I was recently there to support a love one through one of the most challenging decisions of her life. She had a very difficult choice to make. She had to decide if she was ready to become a mother. The answer to that question for her was a resounding NO. At 22 years old she had the understanding about herself and her present circumstances to know that brining another life into this world would present a hardship that neither she or the child were ready for.
My task was what to do and how to help. My family is full of women. Strong women. We all innately knew that she was not ready for that responsiblity so we all dealt with it in our own ways. I’m aunty action, so I jumped in my car and drove to Indiana to pick her up. Indiana is a state with restrictive abortion laws. I knew that the governor had signed a bill that forced women to pay for burial costs of a fetus if they had an abortion or miscarriage, so we drove back home to Michigan (I later found out that a federal judge haulted that law but there are other restricts so we just kept it moving). We came together as a family to support her through this emotional journey that many women before her had taken. I had no idea what to expect. I’ve never had an abortion. I’ve only been to an aborition clinic to have a preganancy test many years ago and for an annual exam. I had no idea what this would be like for her, her mother or myself.

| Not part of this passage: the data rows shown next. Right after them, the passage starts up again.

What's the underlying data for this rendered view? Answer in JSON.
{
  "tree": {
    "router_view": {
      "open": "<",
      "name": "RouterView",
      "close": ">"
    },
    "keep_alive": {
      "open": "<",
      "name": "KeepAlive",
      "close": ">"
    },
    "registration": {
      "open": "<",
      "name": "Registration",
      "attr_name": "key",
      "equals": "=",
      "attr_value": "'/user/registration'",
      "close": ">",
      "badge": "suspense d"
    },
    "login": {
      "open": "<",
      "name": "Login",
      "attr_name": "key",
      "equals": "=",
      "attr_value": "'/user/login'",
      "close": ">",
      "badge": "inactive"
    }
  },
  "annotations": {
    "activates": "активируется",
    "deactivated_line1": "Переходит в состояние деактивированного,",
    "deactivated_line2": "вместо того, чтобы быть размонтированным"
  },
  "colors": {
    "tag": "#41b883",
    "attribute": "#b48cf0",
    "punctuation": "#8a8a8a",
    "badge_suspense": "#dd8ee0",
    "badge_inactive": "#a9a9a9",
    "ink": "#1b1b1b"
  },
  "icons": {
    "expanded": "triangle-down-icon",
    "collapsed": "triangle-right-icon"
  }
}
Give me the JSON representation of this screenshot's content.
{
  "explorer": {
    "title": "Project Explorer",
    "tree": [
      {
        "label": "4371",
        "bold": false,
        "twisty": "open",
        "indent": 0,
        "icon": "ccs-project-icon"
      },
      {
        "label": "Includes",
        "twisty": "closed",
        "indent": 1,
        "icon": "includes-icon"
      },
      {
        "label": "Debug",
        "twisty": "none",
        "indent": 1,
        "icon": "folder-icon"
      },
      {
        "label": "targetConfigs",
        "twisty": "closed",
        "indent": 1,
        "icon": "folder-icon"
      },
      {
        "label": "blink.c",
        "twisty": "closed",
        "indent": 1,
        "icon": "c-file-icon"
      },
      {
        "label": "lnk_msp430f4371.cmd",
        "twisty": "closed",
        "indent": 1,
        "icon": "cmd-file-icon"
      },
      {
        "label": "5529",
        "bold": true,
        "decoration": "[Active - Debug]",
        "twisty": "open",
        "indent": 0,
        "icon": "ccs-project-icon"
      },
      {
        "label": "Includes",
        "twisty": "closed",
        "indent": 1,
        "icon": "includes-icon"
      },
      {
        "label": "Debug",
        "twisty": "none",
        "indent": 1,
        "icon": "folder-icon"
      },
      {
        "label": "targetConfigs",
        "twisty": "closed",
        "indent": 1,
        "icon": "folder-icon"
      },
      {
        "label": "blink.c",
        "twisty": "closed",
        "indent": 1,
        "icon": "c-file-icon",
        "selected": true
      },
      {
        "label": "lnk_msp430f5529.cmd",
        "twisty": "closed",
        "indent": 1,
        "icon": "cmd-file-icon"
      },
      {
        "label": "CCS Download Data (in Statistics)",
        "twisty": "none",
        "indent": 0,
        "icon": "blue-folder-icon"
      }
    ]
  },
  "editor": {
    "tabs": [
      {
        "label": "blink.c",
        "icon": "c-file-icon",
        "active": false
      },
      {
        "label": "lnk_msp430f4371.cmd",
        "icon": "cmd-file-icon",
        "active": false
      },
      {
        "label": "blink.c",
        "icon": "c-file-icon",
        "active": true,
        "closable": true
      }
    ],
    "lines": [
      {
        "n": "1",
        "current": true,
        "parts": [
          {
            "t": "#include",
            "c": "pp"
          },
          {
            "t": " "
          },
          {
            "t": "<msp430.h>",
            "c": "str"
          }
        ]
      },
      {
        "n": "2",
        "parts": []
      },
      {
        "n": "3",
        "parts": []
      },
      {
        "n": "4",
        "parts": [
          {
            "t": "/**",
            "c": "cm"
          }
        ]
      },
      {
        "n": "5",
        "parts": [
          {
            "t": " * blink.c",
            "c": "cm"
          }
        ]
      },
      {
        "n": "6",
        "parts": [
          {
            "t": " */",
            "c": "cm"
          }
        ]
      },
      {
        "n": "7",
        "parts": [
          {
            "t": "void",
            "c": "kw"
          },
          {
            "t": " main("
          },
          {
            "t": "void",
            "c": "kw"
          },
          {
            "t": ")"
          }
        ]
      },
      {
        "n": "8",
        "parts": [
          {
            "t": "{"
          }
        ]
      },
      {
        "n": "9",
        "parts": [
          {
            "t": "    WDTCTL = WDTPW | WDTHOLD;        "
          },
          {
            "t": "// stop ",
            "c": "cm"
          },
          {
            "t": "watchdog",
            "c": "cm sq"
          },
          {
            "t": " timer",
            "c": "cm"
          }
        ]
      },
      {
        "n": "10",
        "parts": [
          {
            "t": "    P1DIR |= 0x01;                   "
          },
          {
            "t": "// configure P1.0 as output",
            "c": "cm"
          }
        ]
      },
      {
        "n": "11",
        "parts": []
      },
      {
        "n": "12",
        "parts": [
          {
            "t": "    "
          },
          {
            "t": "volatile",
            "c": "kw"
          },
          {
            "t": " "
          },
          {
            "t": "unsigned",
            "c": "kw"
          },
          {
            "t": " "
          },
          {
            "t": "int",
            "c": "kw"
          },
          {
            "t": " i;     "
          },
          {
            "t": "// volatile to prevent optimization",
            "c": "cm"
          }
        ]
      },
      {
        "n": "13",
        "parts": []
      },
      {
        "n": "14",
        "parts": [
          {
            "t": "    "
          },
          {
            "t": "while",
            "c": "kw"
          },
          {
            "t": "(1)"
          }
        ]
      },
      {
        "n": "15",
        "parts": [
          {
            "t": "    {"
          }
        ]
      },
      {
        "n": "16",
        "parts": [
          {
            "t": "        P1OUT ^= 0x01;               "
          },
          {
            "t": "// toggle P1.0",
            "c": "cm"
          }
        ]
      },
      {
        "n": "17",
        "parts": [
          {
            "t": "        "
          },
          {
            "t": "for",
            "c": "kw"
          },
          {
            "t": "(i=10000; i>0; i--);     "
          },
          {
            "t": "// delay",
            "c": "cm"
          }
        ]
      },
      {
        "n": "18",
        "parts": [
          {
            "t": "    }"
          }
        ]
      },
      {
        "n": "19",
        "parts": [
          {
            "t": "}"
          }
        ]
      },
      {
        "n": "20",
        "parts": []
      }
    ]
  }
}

As a loved one there to support someone, I could only imagine the frustration she felt, she shared it with me but again I can only somewhat know since this experience was hers alone. First of all there was a 24 hour waiting period. This means that if you are from out of state, then you must take extra time off work because you have to visit the clinic to sign a consent the day before having the procedure. They send you home with a stack of papers to read through. I’m no medical profession but I have taken anatomy classes and some of the realisitic images that they gave of the fetus at the different stages of gestation were to be honest not accurate. Some of the pictures were too advanced for the stages of gestation. Especially early on. When I was pregnant (many years ago) I used to get weekly emails of what the fetus looked like each week and it was a while until that alien phase passed to almost human, that was not refelcted in the state mandated paperwork that she was given. It honestly felt like a guilt trip with inaccuarte information to sway women into keeping a child that they may not be ready for for a multitude of reasons.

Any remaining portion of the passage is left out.